Can sparse autoencoders make sense of gene expression latent variable models?

Abstract: Sparse autoencoders (SAEs) have lately been used to uncover interpretable latent features in LLMs. By projecting dense embeddings into a much higher-dimensional and sparse space, learned features become disentangled and easier to interpret. This work explores the potential of SAEs for decomposing embeddings in complex and high-dimensional biological data. Using simulated data, it outlines the efficacy, hyperparameter landscape, and limitations of SAEs when it comes to extracting ground truth generative variables from latent space. The application to embeddings from pretrained single-cell models shows that SAEs can find and steer key biological processes and even uncover subtle biological signals that might otherwise be missed. This work further introduces scFeatureLens, an automated interpretability approach for linking SAE features and biological concepts from gene sets to enable large-scale analysis and hypothesis generation in single-cell gene expression models.

• The paper presents sparse autoencoders as tools for extracting interpretable latent features from complex single-cell gene expression data.
• It compares SAE architectures, showing Vanilla and ReLU perform robustly while TopK excels under specific hyperparameters.
• The findings emphasize the potential of SAEs in uncovering generative data structures and guiding biological interpretability.

Overview of Sparse Autoencoders in Gene Expression

Sparse autoencoders (SAEs) are explored in the context of extracting interpretable latent features from complex biological datasets, particularly single-cell gene expression data. The study explores the efficacy, limitations, and hyperparameter landscape of SAEs, examining their ability to extract generative variables from latent spaces and how they can uncover key biological signals.

Sparse Autoencoders and Application in Biological Data

SAEs have gained attention for their capacity to enhance interpretability by transforming dense embeddings into sparse, higher-dimensional representations, thereby disentangling learned features. This paper investigates the potential of SAEs for decomposing embeddings in highly complex biological domains, providing insights into the data structure and hidden variable recovery using simulated data inspired by sparse count data like single-cell gene expression.

The schematics of superpositions and SAEs (Figure 1) illustrate their function: converting samples featuring superposed features into disentangled representations in higher-dimensional spaces. Experiments reveal that variables closest to observable counts in the generative process were recovered most accurately. Recovery success is influenced by variable proximity and role within data generation.

Figure 1: Sparse Autoencoders, data simulation, and hidden variable recovery.
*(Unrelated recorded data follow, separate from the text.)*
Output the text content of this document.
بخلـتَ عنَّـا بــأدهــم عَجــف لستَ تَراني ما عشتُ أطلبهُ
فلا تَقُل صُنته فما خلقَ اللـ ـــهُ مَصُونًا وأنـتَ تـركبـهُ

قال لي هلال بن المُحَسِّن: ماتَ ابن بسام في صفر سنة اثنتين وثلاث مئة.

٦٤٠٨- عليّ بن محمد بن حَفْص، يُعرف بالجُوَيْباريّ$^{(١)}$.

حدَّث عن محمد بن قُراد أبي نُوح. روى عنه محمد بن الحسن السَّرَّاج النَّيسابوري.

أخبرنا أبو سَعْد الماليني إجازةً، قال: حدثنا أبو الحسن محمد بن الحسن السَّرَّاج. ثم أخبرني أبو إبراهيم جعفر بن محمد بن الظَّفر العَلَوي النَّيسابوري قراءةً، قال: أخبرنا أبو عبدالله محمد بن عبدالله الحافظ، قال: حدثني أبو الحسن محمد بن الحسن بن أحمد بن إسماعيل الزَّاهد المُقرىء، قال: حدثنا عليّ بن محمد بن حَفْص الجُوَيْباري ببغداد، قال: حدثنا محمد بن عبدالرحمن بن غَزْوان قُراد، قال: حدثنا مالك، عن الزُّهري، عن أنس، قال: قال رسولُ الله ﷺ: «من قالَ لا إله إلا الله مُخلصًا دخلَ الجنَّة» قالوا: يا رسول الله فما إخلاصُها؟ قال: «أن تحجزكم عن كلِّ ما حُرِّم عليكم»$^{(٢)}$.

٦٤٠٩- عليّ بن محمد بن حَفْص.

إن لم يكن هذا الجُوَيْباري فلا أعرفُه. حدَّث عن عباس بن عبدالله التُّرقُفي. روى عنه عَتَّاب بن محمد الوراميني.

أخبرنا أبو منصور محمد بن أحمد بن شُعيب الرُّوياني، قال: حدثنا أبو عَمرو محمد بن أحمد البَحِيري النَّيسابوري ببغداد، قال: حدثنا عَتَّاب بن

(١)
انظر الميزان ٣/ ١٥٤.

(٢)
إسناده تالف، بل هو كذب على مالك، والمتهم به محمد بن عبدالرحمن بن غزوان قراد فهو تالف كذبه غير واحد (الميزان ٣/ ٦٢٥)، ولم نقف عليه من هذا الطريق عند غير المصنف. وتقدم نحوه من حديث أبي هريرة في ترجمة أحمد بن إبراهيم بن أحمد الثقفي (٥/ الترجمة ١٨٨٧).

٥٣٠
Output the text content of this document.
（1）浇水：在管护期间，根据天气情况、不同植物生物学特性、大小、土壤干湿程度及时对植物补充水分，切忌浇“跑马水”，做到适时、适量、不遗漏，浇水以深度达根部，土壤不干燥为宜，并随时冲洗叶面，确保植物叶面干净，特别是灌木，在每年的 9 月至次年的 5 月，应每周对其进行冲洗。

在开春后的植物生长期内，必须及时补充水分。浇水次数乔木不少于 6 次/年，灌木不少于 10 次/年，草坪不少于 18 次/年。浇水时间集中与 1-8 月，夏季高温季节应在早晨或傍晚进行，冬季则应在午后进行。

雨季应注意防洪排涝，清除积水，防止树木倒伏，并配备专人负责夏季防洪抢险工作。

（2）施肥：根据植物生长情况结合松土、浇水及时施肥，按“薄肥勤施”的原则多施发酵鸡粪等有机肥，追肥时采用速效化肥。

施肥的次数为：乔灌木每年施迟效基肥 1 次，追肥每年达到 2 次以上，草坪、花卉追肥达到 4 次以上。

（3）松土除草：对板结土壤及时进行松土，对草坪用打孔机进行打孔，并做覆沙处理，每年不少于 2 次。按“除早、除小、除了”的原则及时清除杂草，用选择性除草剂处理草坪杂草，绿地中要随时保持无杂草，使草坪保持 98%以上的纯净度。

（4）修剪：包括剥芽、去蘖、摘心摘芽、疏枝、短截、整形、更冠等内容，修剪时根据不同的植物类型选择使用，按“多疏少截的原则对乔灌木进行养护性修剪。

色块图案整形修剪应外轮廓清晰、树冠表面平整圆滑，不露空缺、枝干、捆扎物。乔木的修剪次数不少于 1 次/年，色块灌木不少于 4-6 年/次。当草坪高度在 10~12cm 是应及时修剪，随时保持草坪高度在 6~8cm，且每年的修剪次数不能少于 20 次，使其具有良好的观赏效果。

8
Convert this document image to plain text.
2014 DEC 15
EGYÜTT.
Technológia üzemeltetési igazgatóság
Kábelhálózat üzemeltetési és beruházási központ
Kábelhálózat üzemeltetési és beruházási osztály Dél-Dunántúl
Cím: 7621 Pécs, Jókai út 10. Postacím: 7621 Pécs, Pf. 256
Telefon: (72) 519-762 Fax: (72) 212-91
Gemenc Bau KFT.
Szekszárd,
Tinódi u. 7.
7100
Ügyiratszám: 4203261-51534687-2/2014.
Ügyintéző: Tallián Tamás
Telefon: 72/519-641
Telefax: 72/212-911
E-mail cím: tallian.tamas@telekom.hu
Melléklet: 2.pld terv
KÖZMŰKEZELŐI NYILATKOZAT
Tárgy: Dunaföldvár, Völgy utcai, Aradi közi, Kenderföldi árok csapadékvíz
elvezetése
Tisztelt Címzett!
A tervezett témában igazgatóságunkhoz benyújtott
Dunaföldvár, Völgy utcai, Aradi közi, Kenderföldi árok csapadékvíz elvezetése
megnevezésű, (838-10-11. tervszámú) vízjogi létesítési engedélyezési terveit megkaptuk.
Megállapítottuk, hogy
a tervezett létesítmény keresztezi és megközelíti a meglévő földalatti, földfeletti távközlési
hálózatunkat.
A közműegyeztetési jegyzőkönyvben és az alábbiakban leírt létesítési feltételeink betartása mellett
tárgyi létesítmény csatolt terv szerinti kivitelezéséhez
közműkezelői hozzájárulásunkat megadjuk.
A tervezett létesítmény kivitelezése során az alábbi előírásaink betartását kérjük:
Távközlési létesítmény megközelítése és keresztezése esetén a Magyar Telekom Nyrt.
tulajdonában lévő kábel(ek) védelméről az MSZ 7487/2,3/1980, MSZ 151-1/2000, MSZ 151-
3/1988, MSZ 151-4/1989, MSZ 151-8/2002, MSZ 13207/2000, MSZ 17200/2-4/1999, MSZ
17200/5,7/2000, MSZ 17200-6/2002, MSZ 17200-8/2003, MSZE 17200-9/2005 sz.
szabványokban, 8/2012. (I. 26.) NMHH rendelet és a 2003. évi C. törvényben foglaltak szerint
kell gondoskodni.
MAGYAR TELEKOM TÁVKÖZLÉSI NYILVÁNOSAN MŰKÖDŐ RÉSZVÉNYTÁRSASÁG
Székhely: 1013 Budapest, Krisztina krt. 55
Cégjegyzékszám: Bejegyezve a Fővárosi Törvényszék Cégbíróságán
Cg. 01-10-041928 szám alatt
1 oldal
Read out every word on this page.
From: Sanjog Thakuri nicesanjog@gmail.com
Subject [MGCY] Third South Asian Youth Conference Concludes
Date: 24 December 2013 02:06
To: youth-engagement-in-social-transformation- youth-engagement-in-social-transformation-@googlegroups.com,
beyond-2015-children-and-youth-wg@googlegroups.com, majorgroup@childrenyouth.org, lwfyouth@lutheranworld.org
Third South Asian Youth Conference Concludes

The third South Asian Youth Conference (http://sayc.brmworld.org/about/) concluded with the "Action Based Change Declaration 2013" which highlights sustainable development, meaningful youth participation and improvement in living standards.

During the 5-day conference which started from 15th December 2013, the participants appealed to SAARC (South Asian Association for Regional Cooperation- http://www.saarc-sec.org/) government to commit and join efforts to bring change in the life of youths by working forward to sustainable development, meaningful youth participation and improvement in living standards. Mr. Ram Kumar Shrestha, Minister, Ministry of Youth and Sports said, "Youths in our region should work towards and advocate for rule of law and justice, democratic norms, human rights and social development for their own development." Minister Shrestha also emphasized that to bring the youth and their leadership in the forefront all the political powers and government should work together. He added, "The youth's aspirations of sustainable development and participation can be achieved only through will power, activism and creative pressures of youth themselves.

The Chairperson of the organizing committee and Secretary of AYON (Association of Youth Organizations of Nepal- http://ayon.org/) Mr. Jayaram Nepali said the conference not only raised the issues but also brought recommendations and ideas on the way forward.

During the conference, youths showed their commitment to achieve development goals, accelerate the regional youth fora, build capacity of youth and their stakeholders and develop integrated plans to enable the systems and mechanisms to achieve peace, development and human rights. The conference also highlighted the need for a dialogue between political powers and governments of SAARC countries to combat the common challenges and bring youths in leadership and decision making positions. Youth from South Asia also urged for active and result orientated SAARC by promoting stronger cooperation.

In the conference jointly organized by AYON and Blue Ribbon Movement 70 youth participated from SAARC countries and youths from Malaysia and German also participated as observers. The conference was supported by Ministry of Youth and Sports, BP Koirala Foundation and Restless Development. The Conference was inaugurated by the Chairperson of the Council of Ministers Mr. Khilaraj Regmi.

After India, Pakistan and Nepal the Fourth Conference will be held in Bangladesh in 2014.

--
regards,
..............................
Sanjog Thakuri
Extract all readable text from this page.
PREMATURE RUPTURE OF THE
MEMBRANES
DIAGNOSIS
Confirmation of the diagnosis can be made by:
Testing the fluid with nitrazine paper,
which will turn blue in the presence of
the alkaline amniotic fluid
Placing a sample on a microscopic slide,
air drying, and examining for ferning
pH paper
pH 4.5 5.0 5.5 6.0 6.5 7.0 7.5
Performance of Different SAE Architectures

Various SAE architectures, including Vanilla, ReLU, and TopK, underwent performance evaluations. Results indicated that Vanilla and ReLU configurations maintained robust reconstruction losses and activation performance across varying hyperparameters, while TopK models exhibited advantageous performance under specific conditions like lower learning rates and increased hidden dimensionality. Recovery efficiency and redundancy metrics showed disparities across architectures, highlighting Vanilla SAEs as achieving a favorable balance between recovery accuracy and redundancy minimization.

Implications for Discovering Data Variables and Structure

SAEs were applied to large simulation data to explore their recovery capacity for both data variables and generative structures. The connectivity matrix, derived from cosine similarities between SAE features and observables, was compared to established generative processes. Remarkably, SAE connectivity with observables offered substantial insight into the generative structure, even when individual generative variables were not fully recovered, showcasing SAE's potential in structural discovery in complex datasets.

Case Study on Single-cell Models: Scalable Interpretability

SAEs were tested on representations from pre-trained single-cell RNAseq and multi-omics models, yielding insights into biological processes through automatic annotation pipelines like scFeatureLens. These tools link SAE features with biological concepts to facilitate large-scale interpretability and hypothesis generation. Evaluations demonstrated that SAEs effectively extract biologically meaningful features critical for cellular processes, exemplified by manual and automated analyses.

The study stresses the practical value of SAEs in assessing and guiding cellular differentiation processes, validating feature importance via manual evaluations, and automated processes, enriching interpretation of gene sets within scRNAseq embeddings.

Figure 2: SAE features in multiDGD' bone marrow representation space.

Conclusion

Sparse autoencoders present valuable tools for interpreting complex biological representations, offering practical means for uncovering cellular processes and structures. While demonstrating effectiveness in separating observable features, their limitations in recovering deeper generative variables highlight challenges inherent in biological data decomposition. Nonetheless, their ability to organize latent spaces and facilitate biological understanding marks a noteworthy stride in biological interpretability research.

Future developments may target deeper understanding and evaluation of biological embedding structures, creating metrics for assessing biological meaningfulness, and exploring methods to circumvent barriers in latent variable recovery.

All code resources for reproducibility and the scFeatureLens tool are made available for the community, fostering advances in the interpretation of single-cell gene expression models.